P.S. : Vous posez la question de l'histoire du goût, qui fait qu'en 1927, pour beaucoup de Parisiens, ce décor était une sorte de témoignage d'un impressionnisme tardif, quelque chose peut-être d'un peu dépassé, et que les yeux du public se portaient alors vers une autre génération d'artistes. Trente ans plus tard, le public y voyait tout autre chose, il en voyait toute la modernité, il avait une autre appréhension de ce décor. C'est difficile à expliquer, ces revirements. Ce qui est certain, c'est qu'on a maintenant un œil beaucoup plus averti de beaucoup de choses, on a découvert l'art moderne, on a découvert l'abstraction, on a découvert l'expressionnisme. Et c'est évidemment beaucoup plus facile pour nous de comprendre, de saisir ce décor, qui était assez déroutant pour un visiteur de 1927. En tous cas, je ne vois pas maintenant l'affection pour les Nymphéas décliner, je pense qu'elle ne peut que se confirmer.
 
MMF : Les travaux réalisés dans les années 60 pour accueillir la collection Walter-Guillaume avaient dénaturé l'espace conçu par Monet . Il n'y a pas eu de contestation à l'époque ?

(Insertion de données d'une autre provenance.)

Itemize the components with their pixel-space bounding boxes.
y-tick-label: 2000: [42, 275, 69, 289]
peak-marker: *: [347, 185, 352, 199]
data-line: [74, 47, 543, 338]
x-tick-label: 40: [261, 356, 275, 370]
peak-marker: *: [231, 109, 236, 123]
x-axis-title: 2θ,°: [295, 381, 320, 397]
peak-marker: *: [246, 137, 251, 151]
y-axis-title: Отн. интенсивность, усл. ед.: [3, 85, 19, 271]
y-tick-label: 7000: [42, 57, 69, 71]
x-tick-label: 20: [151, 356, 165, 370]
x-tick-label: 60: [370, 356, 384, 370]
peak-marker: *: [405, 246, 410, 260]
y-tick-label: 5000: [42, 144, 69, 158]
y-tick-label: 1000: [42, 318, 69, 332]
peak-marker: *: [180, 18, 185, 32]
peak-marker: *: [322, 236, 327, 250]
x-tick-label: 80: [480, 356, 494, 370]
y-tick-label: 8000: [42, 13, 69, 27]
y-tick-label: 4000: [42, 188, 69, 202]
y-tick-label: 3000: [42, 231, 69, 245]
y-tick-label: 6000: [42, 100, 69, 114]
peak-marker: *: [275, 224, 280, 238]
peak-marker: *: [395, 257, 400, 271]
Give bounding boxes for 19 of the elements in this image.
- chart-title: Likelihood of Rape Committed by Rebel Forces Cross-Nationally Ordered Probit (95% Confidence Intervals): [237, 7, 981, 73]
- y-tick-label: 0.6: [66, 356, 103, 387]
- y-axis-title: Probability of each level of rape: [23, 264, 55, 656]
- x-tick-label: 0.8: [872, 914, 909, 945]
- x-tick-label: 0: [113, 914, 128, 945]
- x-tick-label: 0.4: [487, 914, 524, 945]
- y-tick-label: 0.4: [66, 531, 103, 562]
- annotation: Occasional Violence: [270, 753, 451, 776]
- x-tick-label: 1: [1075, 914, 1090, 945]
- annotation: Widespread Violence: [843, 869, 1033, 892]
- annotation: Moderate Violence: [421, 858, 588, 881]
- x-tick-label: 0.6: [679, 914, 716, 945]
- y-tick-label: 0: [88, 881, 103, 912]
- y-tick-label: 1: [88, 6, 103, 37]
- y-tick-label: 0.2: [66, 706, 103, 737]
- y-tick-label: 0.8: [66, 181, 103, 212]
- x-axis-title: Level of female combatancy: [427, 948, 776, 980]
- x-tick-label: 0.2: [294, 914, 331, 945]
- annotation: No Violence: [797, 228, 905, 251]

P.S. : Est-ce que les gens se sont émus qu'on crée un étage pour ces collections ? Je ne le pense pas. D'une certaine manière, nécessité faisait loi, c'est-à-dire que l'Etat ayant pris la décision de présenter la collection Walter-Guillaume à l'Orangerie, il fallait trouver de la place. C'était difficile d'en trouver autrement qu'en créant un étage. Et on a voulu à l'époque faire un éclairage artificiel qui soit aussi proche que possible de l'éclairage naturel, mais avec les moyens de l'époque, donc on a trouvé une solution qui était celle de 1960, et qui quarante ans plus tard montrait ses limites.
 
▲Vue du chantier (février 2005)
©Photo Jean-Christophe Ballot/ EMOC.
Musée de l'Orangerie
MMF : Ce sont les progrés technologiques qui ont permi de réhabiliter l'Orangerie ?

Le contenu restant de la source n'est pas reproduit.